After 90 minutes we crest the ridge at the confluence of three glaciers. The Glacier de la Roche Ferran to our left is a wide-open expanse; an undulating plateau of ice and snow fed by smaller glaciers from the surrounding peaks, such as the Grand Marchet. It’s a rare sight in the Alps. As one collective mass of ice and snow, at 10km it’s the largest ‘calotte’ type of glacier in Europe (it’s more of an ice cap; the snow and ice rarely move downwards).
The afternoon is drawing on and the snow conditions dictate that rather than try for the summit of Pointe de la Réchasse, we head down towards the Rocher du Génépy. It’s some 500 vertical metres to the hut below. The snow is less than fresh after a day’s sun but it’s still fun to carve through the gentle rollovers at speed.

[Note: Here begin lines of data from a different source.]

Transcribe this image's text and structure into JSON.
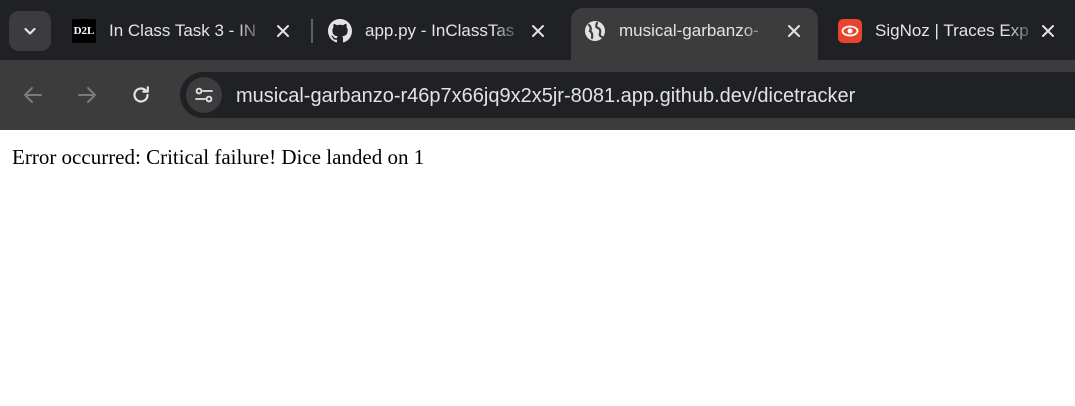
{
  "browser": {
    "tabs": [
      {
        "title": "In Class Task 3 - IN",
        "favicon": "d2l-icon",
        "favicon_text": "D2L",
        "active": false
      },
      {
        "title": "app.py - InClassTas",
        "favicon": "github-icon",
        "active": false
      },
      {
        "title": "musical-garbanzo-",
        "favicon": "globe-icon",
        "active": true
      },
      {
        "title": "SigNoz | Traces Exp",
        "favicon": "signoz-icon",
        "active": false
      }
    ],
    "url": "musical-garbanzo-r46p7x66jq9x2x5jr-8081.app.github.dev/dicetracker"
  },
  "page": {
    "message": "Error occurred: Critical failure! Dice landed on 1"
  },
  "colors": {
    "tabstrip_bg": "#202124",
    "toolbar_bg": "#3c3c3c",
    "omnibox_bg": "#202124",
    "text_light": "#e3e3e3",
    "signoz_red": "#e8432d"
  }
}
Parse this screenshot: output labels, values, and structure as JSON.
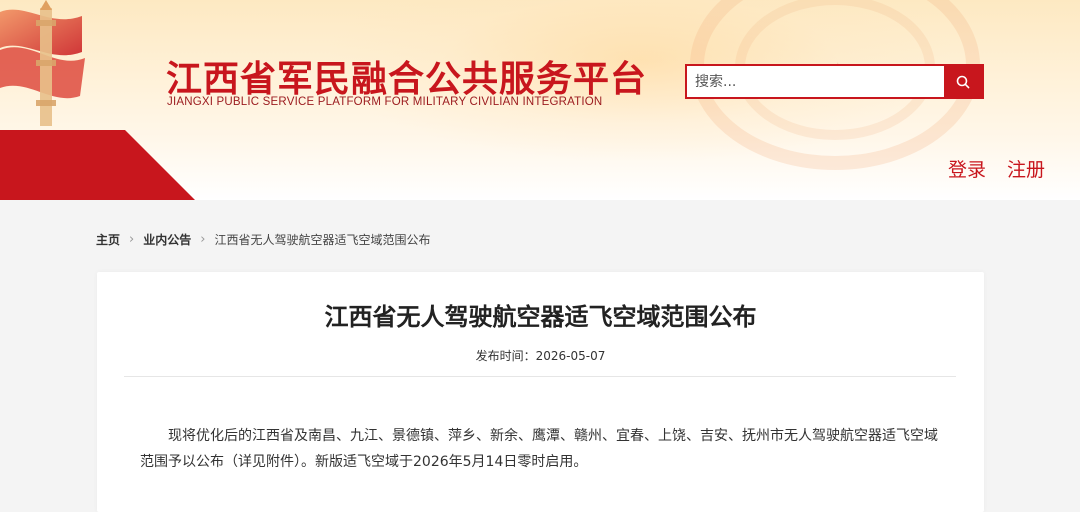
{
  "header": {
    "site_title_cn": "江西省军民融合公共服务平台",
    "site_title_en": "JIANGXI PUBLIC SERVICE PLATFORM FOR MILITARY CIVILIAN INTEGRATION",
    "search": {
      "placeholder": "搜索..."
    },
    "auth": {
      "login": "登录",
      "register": "注册"
    },
    "colors": {
      "brand_red": "#c8161d"
    }
  },
  "breadcrumb": {
    "home": "主页",
    "section": "业内公告",
    "current": "江西省无人驾驶航空器适飞空域范围公布"
  },
  "article": {
    "title": "江西省无人驾驶航空器适飞空域范围公布",
    "publish_label": "发布时间：",
    "publish_date": "2026-05-07",
    "body": "现将优化后的江西省及南昌、九江、景德镇、萍乡、新余、鹰潭、赣州、宜春、上饶、吉安、抚州市无人驾驶航空器适飞空域范围予以公布（详见附件）。新版适飞空域于2026年5月14日零时启用。"
  }
}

After a hearty supper and some local craft ale, we turn in, sharing our bunkrooms with the three Brits, with a larger French party next door. Antoine says breakfast is at 6.30am. As Gilly’s eyebrows arch upwards I tell her this is considered a lie-in in most high mountain huts, which I think eases the blow slightly.
Our morning objective is the Col de la Grande Casse. As we head up through the steep moraine section onto the glacier field, Antoine helps fix crampons on our bindings. The snow is hard and, for a novice, it makes traversing and kick-turning more secure. Gilly’s getting a thorough grounding in ski-touring techniques.
Cloud envelops us half way up the glacier. It’s atmospheric but not entirely safe or much fun after a while. We reluctantly turn around and head for home, all the way down to the Refuges Les Barmettes.
The snow that we slid up so nicely yesterday is icy and the tracks of snowshoes have churned the narrow sections of the descent. In very flat light it’s more of a survival ski down, but Gilly readily accepts this trade-off for heading into the backcountry. And besides, she’s skied in Scotland.
Despite only a short time in Pralognan-la-Vanoise and the national park, it was a perfect place to try ski touring, as Gilly will attest.
It’s low-key, friendly and an average of 30% cheaper for hiring gear and guide – and yet the terrain is certainly among the best in the Alps.
Pralognan means ‘faraway land’ in the local Savoyard patois. For a village surrounded by so many famous resorts, it somehow manages to live up to its name. It’s certainly a special place.